STOLOS: Last year, the women’s team, the Huckin’ Foyas, won [the] Roll Call [tournament]. It was one of our first first-place finishes ­— we were seeded 15th and worked our way up.
PATTEN: Scoring four consecutive points to upset the No. 3 seed, UNC-Wilmington — a team we had never beaten until then — and advancing to the semi-finals of Regionals. It was like our whole season built up to that moment.
What makes Ultimate different from other club teams?
KERRIGAN: Ultimate is different [from] most other club teams in that you need no experience to become an excellent Ultimate player. It’s a great combination of skills sets, hand-eye coordination, speed, quickness and strength that people pick up in other sports and then apply to Ultimate.
Beyond the competition, what is Ultimate about?
KERRIGAN: The Georgetown Ultimate team is about as close knit a community as I have come to know at Georgetown.

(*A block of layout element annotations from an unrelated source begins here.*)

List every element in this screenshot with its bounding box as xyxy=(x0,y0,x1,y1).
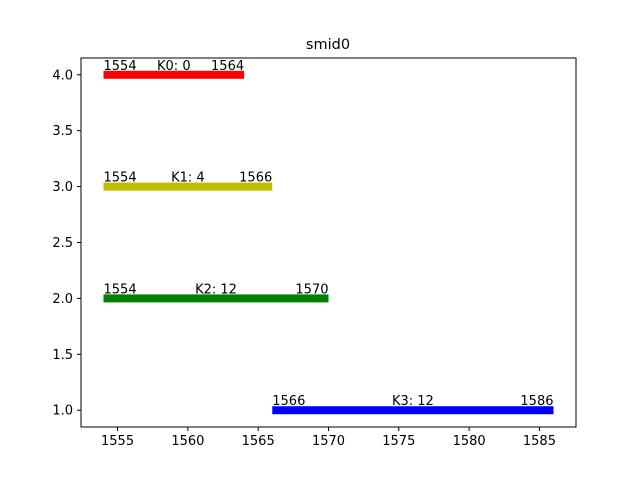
segment-bar-0 xyxy=(103,70,245,79)
x-tick-label-2: 1565 xyxy=(242,434,275,449)
segment-name-label-2: K2: 12 xyxy=(195,282,237,297)
x-tick-label-3: 1570 xyxy=(312,434,345,449)
segment-start-label-3: 1566 xyxy=(272,394,305,409)
chart-title: smid0 xyxy=(306,37,350,53)
y-tick-label-3: 2.5 xyxy=(52,236,73,251)
segment-start-label-0: 1554 xyxy=(104,59,137,74)
segment-end-label-2: 1570 xyxy=(295,282,328,297)
x-tick-label-6: 1585 xyxy=(523,434,556,449)
segment-bar-3 xyxy=(272,406,554,415)
y-tick-label-6: 4.0 xyxy=(52,68,73,83)
segment-start-label-1: 1554 xyxy=(104,171,137,186)
segment-start-label-2: 1554 xyxy=(104,282,137,297)
segment-name-label-3: K3: 12 xyxy=(392,394,434,409)
y-tick-label-1: 1.5 xyxy=(52,348,73,363)
y-tick-label-4: 3.0 xyxy=(52,180,73,195)
segment-bar-2 xyxy=(103,294,329,303)
segment-end-label-3: 1586 xyxy=(520,394,553,409)
segment-end-label-1: 1566 xyxy=(239,171,272,186)
bars-layer: 1554 K0: 0 1564 1554 K1: 4 1566 1554 K2: 12 1570… xyxy=(103,59,554,415)
y-tick-label-5: 3.5 xyxy=(52,124,73,139)
y-tick-label-2: 2.0 xyxy=(52,292,73,307)
x-tick-label-4: 1575 xyxy=(382,434,415,449)
x-tick-label-1: 1560 xyxy=(171,434,204,449)
axes-layer: 1555 1560 1565 1570 1575 1580 1585 1.0 1.5 2.0 2.5… xyxy=(52,57,577,449)
x-tick-label-0: 1555 xyxy=(101,434,134,449)
segment-name-label-0: K0: 0 xyxy=(157,59,191,74)
plot-frame xyxy=(80,57,577,428)
segment-name-label-1: K1: 4 xyxy=(171,171,205,186)
segment-end-label-0: 1564 xyxy=(211,59,244,74)
segment-bar-1 xyxy=(103,182,273,191)
x-tick-label-5: 1580 xyxy=(453,434,486,449)
y-tick-label-0: 1.0 xyxy=(52,404,73,419)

It’s amazing to watch the growth of the team from the beginning of the year down to the final tournament of the season.
What is your leadership style?
PATTEN: Matt is [the more] vocal leader. I enjoy the logic and X’s and O’s — the strategy. I send a lot of the emails, make the Google Docs [and do] a lot … behind the scenes. I’m more of a quiet leader, but I try to lead by example.

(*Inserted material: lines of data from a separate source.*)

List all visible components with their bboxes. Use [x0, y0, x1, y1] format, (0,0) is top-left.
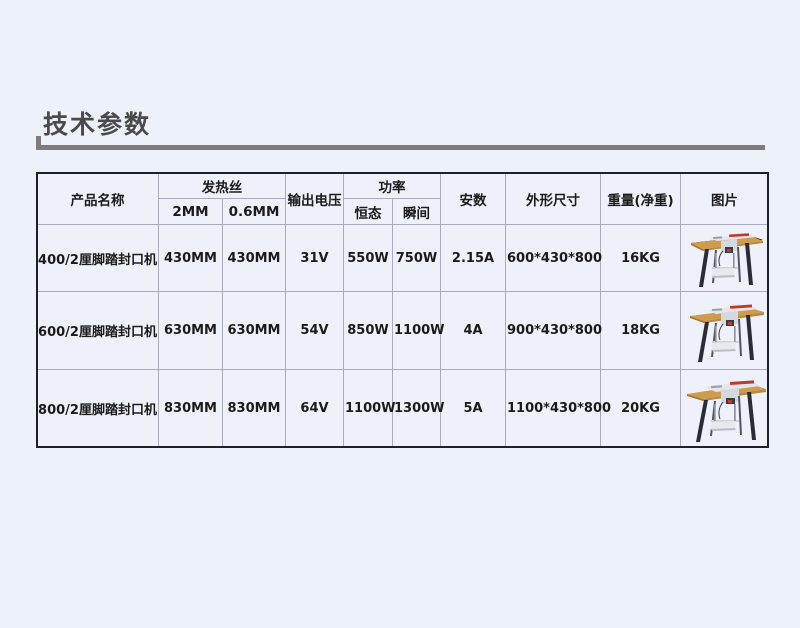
cell-output-voltage: 64V [285, 369, 344, 448]
cell-amperage: 4A [440, 291, 506, 370]
cell-wire-2mm: 430MM [158, 224, 223, 292]
cell-picture [680, 224, 769, 292]
header-heating-wire: 发热丝 [158, 172, 286, 199]
spec-table-container: 产品名称 发热丝 输出电压 功率 安数 外形尺寸 重量(净重) 图片 2MM 0… [36, 172, 769, 448]
cell-power-instant: 1100W [392, 291, 445, 370]
table-row: 400/2厘脚踏封口机 430MM 430MM 31V 550W 750W 2.… [36, 224, 769, 292]
page-title: 技术参数 [43, 110, 152, 139]
cell-amperage: 5A [440, 369, 506, 448]
cell-picture [680, 369, 769, 448]
header-wire-06mm: 0.6MM [222, 198, 286, 225]
table-header-row-2: 2MM 0.6MM 恒态 瞬间 [37, 198, 769, 225]
header-dimensions: 外形尺寸 [505, 172, 601, 225]
cell-wire-06mm: 830MM [222, 369, 286, 448]
cell-amperage: 2.15A [440, 224, 506, 292]
cell-power-constant: 1100W [343, 369, 396, 448]
section-title-block: 技术参数 [36, 108, 766, 150]
spec-table: 产品名称 发热丝 输出电压 功率 安数 外形尺寸 重量(净重) 图片 2MM 0… [36, 172, 769, 448]
spec-table-body: 400/2厘脚踏封口机 430MM 430MM 31V 550W 750W 2.… [36, 224, 769, 448]
table-row: 800/2厘脚踏封口机 830MM 830MM 64V 1100W 1300W … [36, 369, 769, 448]
cell-output-voltage: 31V [285, 224, 344, 292]
cell-power-constant: 850W [343, 291, 393, 370]
header-output-voltage: 输出电压 [285, 172, 344, 225]
cell-wire-06mm: 430MM [222, 224, 286, 292]
header-weight: 重量(净重) [600, 172, 681, 225]
cell-weight: 20KG [600, 369, 681, 448]
cell-weight: 18KG [600, 291, 681, 370]
table-header-row-1: 产品名称 发热丝 输出电压 功率 安数 外形尺寸 重量(净重) 图片 [36, 172, 769, 225]
cell-power-instant: 1300W [392, 369, 445, 448]
title-underline-tick [36, 136, 41, 150]
header-power-instant: 瞬间 [392, 198, 441, 225]
cell-power-constant: 550W [343, 224, 393, 292]
cell-power-instant: 750W [392, 224, 441, 292]
cell-dimensions: 600*430*800 [505, 224, 602, 292]
header-amperage: 安数 [440, 172, 506, 225]
header-picture: 图片 [680, 172, 769, 225]
cell-weight: 16KG [600, 224, 681, 292]
cell-wire-06mm: 630MM [222, 291, 286, 370]
cell-output-voltage: 54V [285, 291, 344, 370]
title-underline [36, 136, 765, 150]
header-product-name: 产品名称 [36, 172, 159, 225]
cell-wire-2mm: 830MM [158, 369, 223, 448]
cell-picture [680, 291, 769, 370]
table-row: 600/2厘脚踏封口机 630MM 630MM 54V 850W 1100W 4… [36, 291, 769, 370]
foot-pedal-sealing-machine-photo [684, 295, 765, 366]
cell-product-name: 600/2厘脚踏封口机 [36, 291, 159, 370]
cell-dimensions: 1100*430*800 [505, 369, 611, 448]
cell-product-name: 400/2厘脚踏封口机 [36, 224, 159, 292]
header-power-constant: 恒态 [343, 198, 393, 225]
cell-dimensions: 900*430*800 [505, 291, 602, 370]
foot-pedal-sealing-machine-photo [684, 225, 765, 291]
header-wire-2mm: 2MM [158, 198, 223, 225]
foot-pedal-sealing-machine-photo [682, 371, 767, 446]
cell-wire-2mm: 630MM [158, 291, 223, 370]
header-power: 功率 [343, 172, 441, 199]
cell-product-name: 800/2厘脚踏封口机 [36, 369, 159, 448]
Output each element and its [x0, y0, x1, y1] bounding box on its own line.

STOLOS: I’m like a hardass, you know? I like to make girls do twenty pushups when they look at me wrong, suicides — the whole nine yards. Just making sure everyone really respects my authority.
KERRIGAN: I like to think of myself as a pretty fiery leader. I certainly play with passion. I am sure my teammates have plenty of thoughts to add about the effectiveness of it, though.
Ever dreamed about Ultimate?
STOLOS: Yes. Last year, when I first started handling — a position with more responsibility [because] you have the disc more — I used to have a lot of nightmares. One time, I had a dream the disc was in the hands of a freshman, and I couldn’t get open. The stall count was up to eight, and I woke up as I was falling off my bed.
PATTEN: I have a younger brother who does a lot of stupid things and frustrates me a lot. I have had a lot of dreams [in which] he is on my team … making dumb mistakes and then [trying] to argue with me like he knows what he’s talking about. Then, I wake up still annoyed the next day.